One of the questions we posed in our most recent work life study involved retirement accounts. We found that nearly 1 in 6 Gen Xers saving for retirement weren’t sure how many different retirement accounts they had.

1 in 6 Gen-Xers Unsure How Many Retirement Accounts They Have

That’s a small but significant number of individuals with a very fractured approach to their financial futures. How does that happen to smart investors?

One reason may be that younger workers tend to switch jobs more often. Only 37% of Gen X workers had stayed in the same job over the previous decade. Only 15% of Millennial workers could say the same.

Each new employer presents an opportunity to sign up for an employer-sponsored account that may or may not be abandoned when switching jobs. Tracking those accounts down and rolling them into one place is not as easy as it sounds. It can actually be a pretty tedious process. But it’s one that has to be done.

To us, abandoning your employer-sponsored accounts is like going grocery shopping without checking your cupboards or making a list first. You’re bound to buy too much or too little and lose out on money (not to mention generate food waste!) in the process.

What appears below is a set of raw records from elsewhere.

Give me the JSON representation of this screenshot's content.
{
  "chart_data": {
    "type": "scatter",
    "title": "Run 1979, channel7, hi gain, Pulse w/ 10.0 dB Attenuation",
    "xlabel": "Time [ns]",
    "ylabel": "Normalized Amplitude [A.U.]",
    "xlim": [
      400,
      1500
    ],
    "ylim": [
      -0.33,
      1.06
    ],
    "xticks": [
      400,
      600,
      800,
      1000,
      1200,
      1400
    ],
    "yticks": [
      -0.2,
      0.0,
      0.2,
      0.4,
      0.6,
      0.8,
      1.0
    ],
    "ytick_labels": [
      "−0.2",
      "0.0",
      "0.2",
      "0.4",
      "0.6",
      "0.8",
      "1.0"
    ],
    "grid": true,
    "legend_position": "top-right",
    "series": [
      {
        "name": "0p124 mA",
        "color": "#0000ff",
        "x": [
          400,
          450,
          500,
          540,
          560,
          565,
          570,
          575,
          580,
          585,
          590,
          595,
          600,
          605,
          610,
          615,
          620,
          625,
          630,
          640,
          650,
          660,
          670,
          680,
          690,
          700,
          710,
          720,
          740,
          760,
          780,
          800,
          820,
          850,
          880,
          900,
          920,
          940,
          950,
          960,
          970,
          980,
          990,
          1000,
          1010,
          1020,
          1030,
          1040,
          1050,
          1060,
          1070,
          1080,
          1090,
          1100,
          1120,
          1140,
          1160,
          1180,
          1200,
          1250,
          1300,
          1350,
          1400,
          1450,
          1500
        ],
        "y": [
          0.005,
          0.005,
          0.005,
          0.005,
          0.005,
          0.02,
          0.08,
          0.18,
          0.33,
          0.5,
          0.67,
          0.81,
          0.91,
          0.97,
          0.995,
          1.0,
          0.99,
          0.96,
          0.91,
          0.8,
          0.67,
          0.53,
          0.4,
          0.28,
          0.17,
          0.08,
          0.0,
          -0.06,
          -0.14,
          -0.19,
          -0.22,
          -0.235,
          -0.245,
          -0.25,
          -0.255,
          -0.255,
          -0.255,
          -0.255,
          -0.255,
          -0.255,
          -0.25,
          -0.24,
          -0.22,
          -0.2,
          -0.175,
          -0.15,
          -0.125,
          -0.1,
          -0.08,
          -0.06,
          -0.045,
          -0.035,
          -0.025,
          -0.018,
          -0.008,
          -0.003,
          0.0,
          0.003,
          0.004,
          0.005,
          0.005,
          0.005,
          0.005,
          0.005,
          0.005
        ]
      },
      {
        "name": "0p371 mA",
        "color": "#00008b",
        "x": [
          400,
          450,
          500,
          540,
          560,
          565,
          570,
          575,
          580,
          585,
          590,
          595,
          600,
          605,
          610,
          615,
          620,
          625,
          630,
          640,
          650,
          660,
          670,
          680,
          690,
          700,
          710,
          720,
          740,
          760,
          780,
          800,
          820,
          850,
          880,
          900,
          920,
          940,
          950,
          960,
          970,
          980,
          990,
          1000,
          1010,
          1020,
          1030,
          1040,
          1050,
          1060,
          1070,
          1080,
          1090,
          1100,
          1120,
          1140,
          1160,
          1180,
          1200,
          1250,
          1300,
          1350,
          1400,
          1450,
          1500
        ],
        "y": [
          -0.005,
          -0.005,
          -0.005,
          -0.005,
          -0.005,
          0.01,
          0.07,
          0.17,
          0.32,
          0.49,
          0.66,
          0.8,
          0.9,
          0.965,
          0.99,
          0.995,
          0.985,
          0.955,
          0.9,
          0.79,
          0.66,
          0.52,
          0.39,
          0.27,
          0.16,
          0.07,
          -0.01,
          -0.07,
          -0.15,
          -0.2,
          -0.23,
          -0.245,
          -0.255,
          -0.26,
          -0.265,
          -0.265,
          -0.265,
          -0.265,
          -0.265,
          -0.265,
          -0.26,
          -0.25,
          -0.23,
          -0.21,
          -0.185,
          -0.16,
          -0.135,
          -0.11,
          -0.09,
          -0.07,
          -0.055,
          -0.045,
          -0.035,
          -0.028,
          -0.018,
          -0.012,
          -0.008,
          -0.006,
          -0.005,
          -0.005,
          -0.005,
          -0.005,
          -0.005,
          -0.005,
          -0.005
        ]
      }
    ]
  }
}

Are you a retirement investor who has yet to roll over your multiple employer-sponsored accounts? If so, all is not lost! You can start with something as simple as an email to a contact at your previous employer asking about the status of your account. The most important thing is just to get started!

Money Meets Morals Study Method

This survey was conducted online within the United States by Harris Poll on behalf of Swell Investing from October 9-11, 2017 among 2,207 U.S. adults ages 18 and older. This online survey is not based on a probability sample and therefore no estimate of theoretical sampling error can be calculated.